Perhaps baseball, even while addressing start times, length of games and the playing calendar, must embrace its regional appeal while understanding a diminished national one. Without the Yankees, Red Sox or Cubs, or a compelling seven-game series, the World Series, while still a strong product (Fox picked up four nightly ratings wins with baseball and won the 18--49 demographic for the first time in months), can't be the supreme national institution it was. If the World Series rating is not the most accurate barometer of the game's health, so be it. But if you can't promise Fox anything close to those ratings of another era, you can at least make sure—by considering the aforementioned proposals—that you don't keep needlessly losing viewers before the Fox contract expires in 2013.

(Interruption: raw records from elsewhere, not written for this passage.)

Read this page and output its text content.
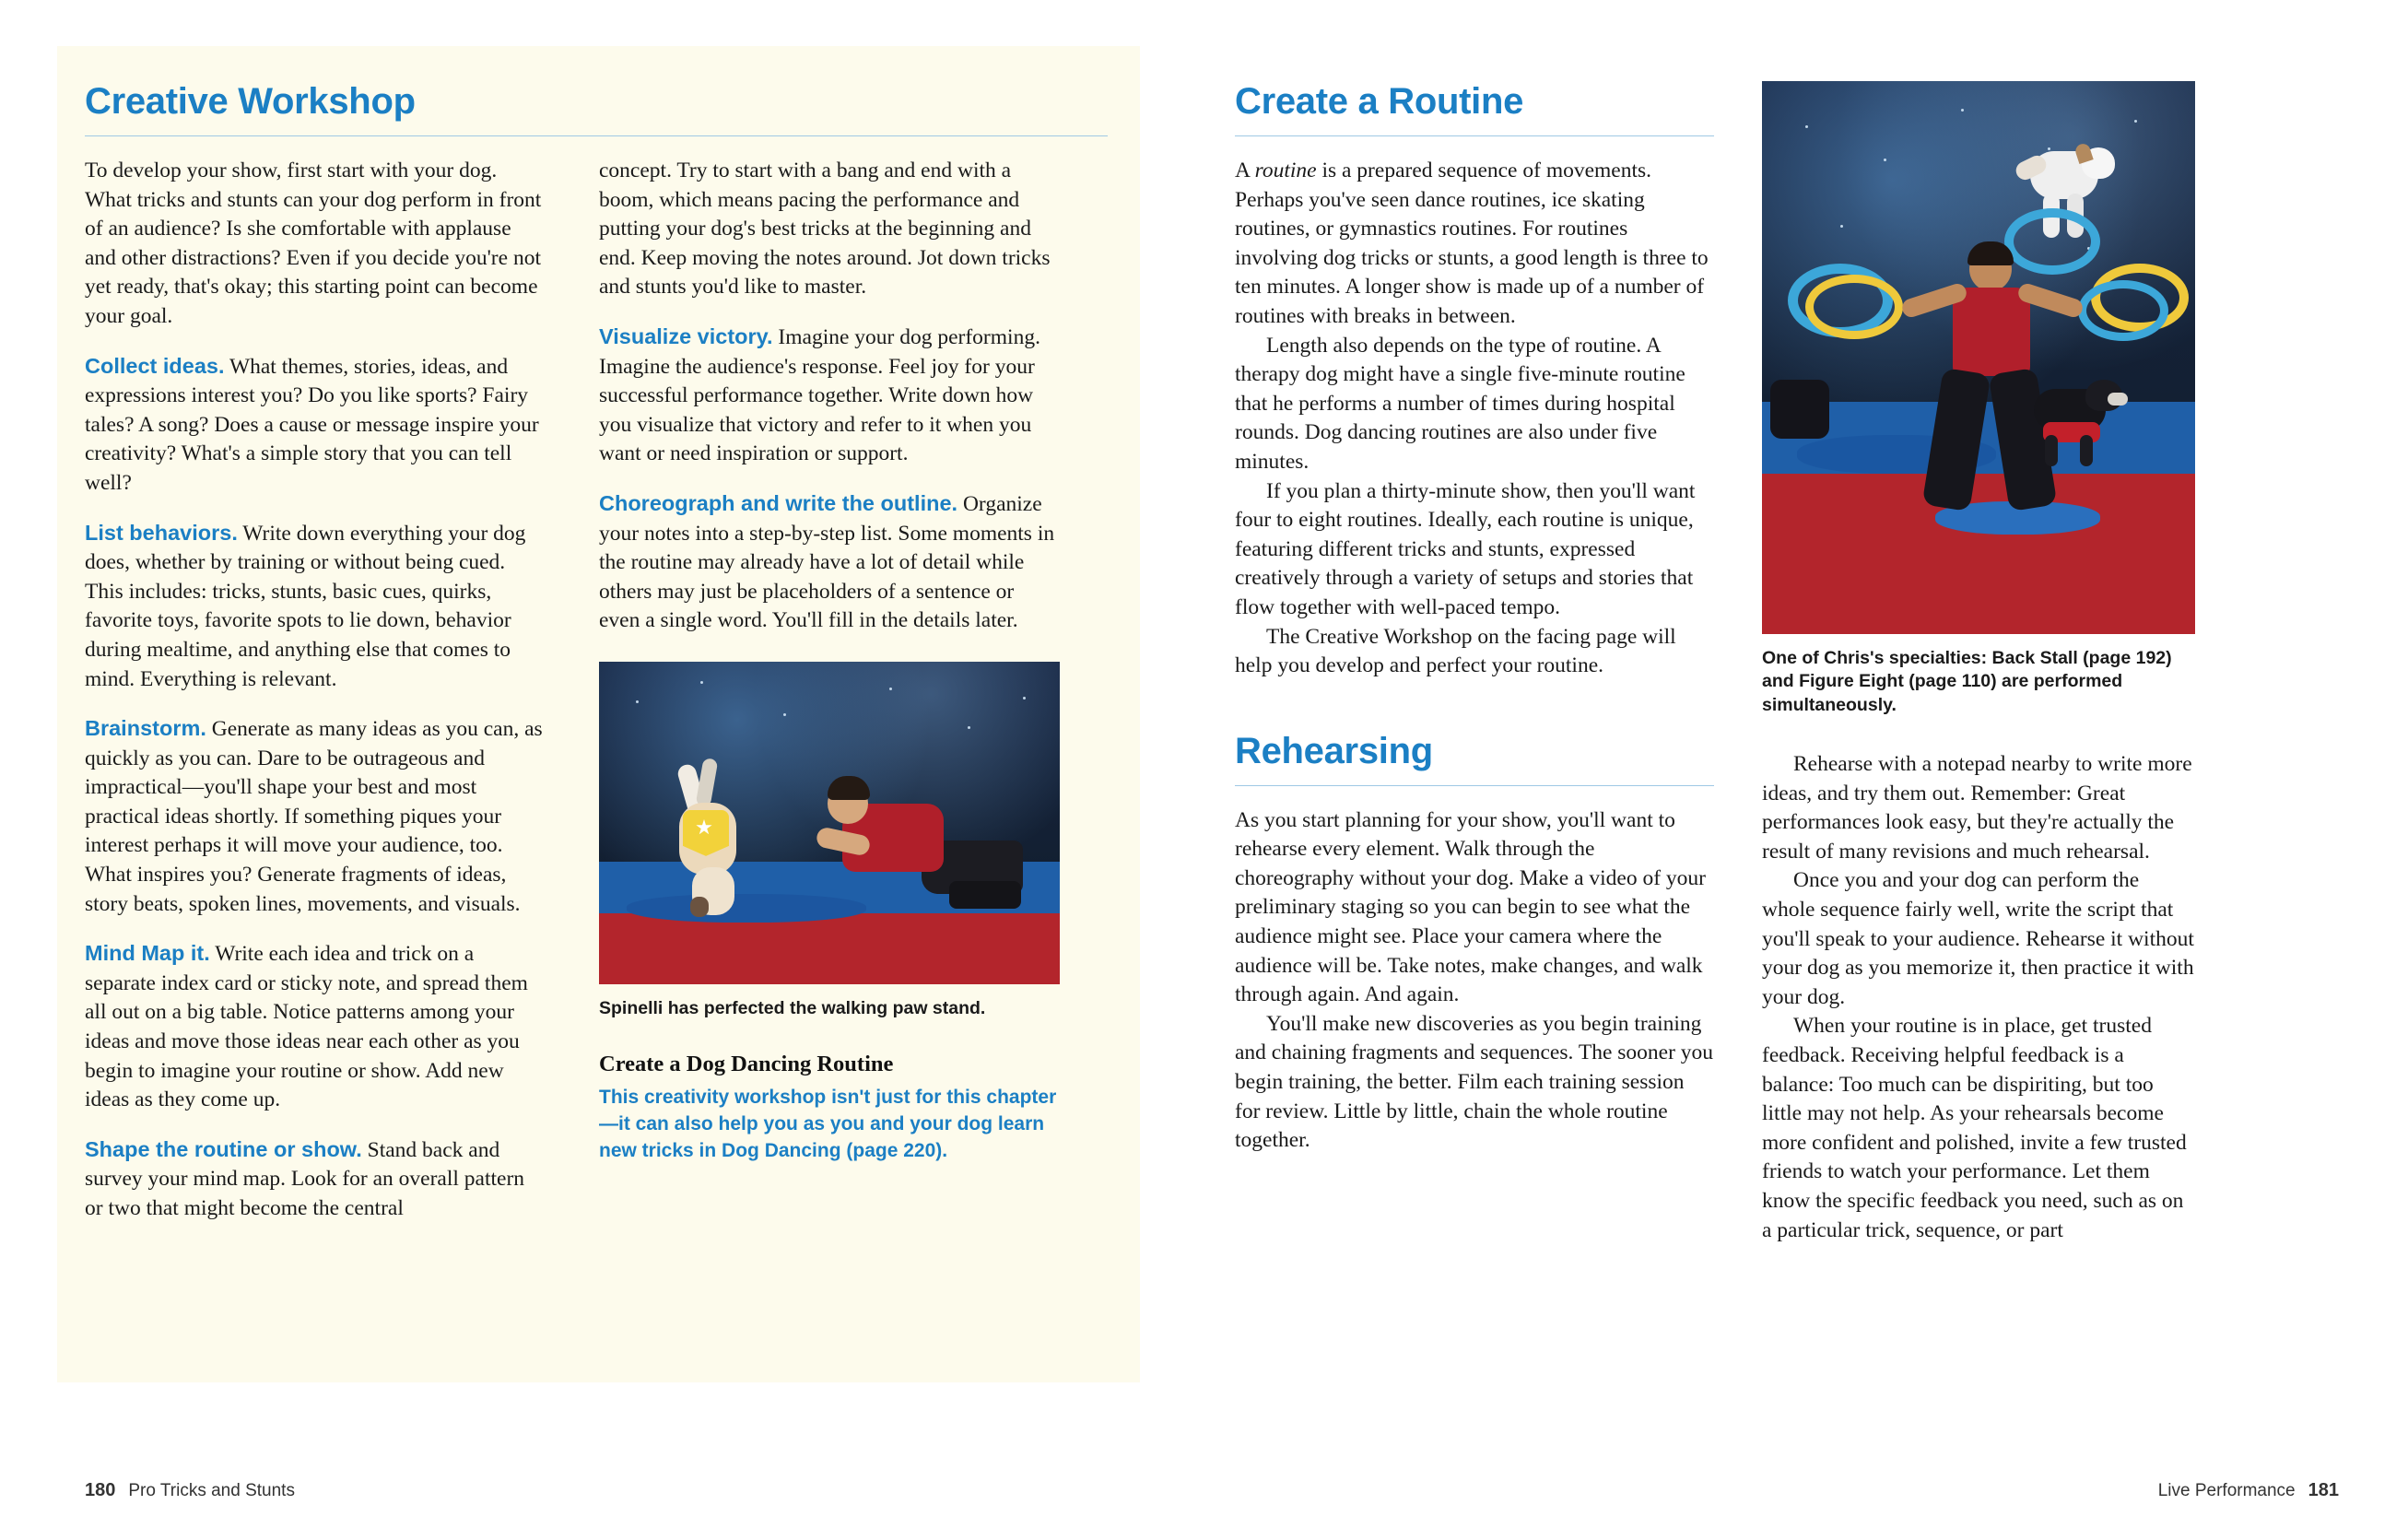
Creative Workshop

To develop your show, first start with your dog. What tricks and stunts can your dog perform in front of an audience? Is she comfortable with applause and other distractions? Even if you decide you're not yet ready, that's okay; this starting point can become your goal.

Collect ideas. What themes, stories, ideas, and expressions interest you? Do you like sports? Fairy tales? A song? Does a cause or message inspire your creativity? What's a simple story that you can tell well?

List behaviors. Write down everything your dog does, whether by training or without being cued. This includes: tricks, stunts, basic cues, quirks, favorite toys, favorite spots to lie down, behavior during mealtime, and anything else that comes to mind. Everything is relevant.

Brainstorm. Generate as many ideas as you can, as quickly as you can. Dare to be outrageous and impractical—you'll shape your best and most practical ideas shortly. If something piques your interest perhaps it will move your audience, too. What inspires you? Generate fragments of ideas, story beats, spoken lines, movements, and visuals.

Mind Map it. Write each idea and trick on a separate index card or sticky note, and spread them all out on a big table. Notice patterns among your ideas and move those ideas near each other as you begin to imagine your routine or show. Add new ideas as they come up.

Shape the routine or show. Stand back and survey your mind map. Look for an overall pattern or two that might become the central

concept. Try to start with a bang and end with a boom, which means pacing the performance and putting your dog's best tricks at the beginning and end. Keep moving the notes around. Jot down tricks and stunts you'd like to master.

Visualize victory. Imagine your dog performing. Imagine the audience's response. Feel joy for your successful performance together. Write down how you visualize that victory and refer to it when you want or need inspiration or support.

Choreograph and write the outline. Organize your notes into a step-by-step list. Some moments in the routine may already have a lot of detail while others may just be placeholders of a sentence or even a single word. You'll fill in the details later.

Spinelli has perfected the walking paw stand.
Create a Dog Dancing Routine
This creativity workshop isn't just for this chapter—it can also help you as you and your dog learn new tricks in Dog Dancing (page 220).
180 Pro Tricks and Stunts
Create a Routine

A routine is a prepared sequence of movements. Perhaps you've seen dance routines, ice skating routines, or gymnastics routines. For routines involving dog tricks or stunts, a good length is three to ten minutes. A longer show is made up of a number of routines with breaks in between.

Length also depends on the type of routine. A therapy dog might have a single five-minute routine that he performs a number of times during hospital rounds. Dog dancing routines are also under five minutes.

If you plan a thirty-minute show, then you'll want four to eight routines. Ideally, each routine is unique, featuring different tricks and stunts, expressed creatively through a variety of setups and stories that flow together with well-paced tempo.

The Creative Workshop on the facing page will help you develop and perfect your routine.

Rehearsing

As you start planning for your show, you'll want to rehearse every element. Walk through the choreography without your dog. Make a video of your preliminary staging so you can begin to see what the audience might see. Place your camera where the audience will be. Take notes, make changes, and walk through again. And again.

You'll make new discoveries as you begin training and chaining fragments and sequences. The sooner you begin training, the better. Film each training session for review. Little by little, chain the whole routine together.

One of Chris's specialties: Back Stall (page 192) and Figure Eight (page 110) are performed simultaneously.

Rehearse with a notepad nearby to write more ideas, and try them out. Remember: Great performances look easy, but they're actually the result of many revisions and much rehearsal.

Once you and your dog can perform the whole sequence fairly well, write the script that you'll speak to your audience. Rehearse it without your dog as you memorize it, then practice it with your dog.

When your routine is in place, get trusted feedback. Receiving helpful feedback is a balance: Too much can be dispiriting, but too little may not help. As your rehearsals become more confident and polished, invite a few trusted friends to watch your performance. Let them know the specific feedback you need, such as on a particular trick, sequence, or part

Live Performance 181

Last Friday afternoon, in perfect autumn weather for a ball game, more than a million people packed downtown Philadelphia to vicariously feel what it's like to be a winner. The streets were so crowded that the parade procession of trucks carrying the Phillies toward the ballpark hardly could squeeze through. To have watched the scene, and to understand this was the bond between baseball and the community at its best, was to dream that there is nothing wrong with the World Series. You know better.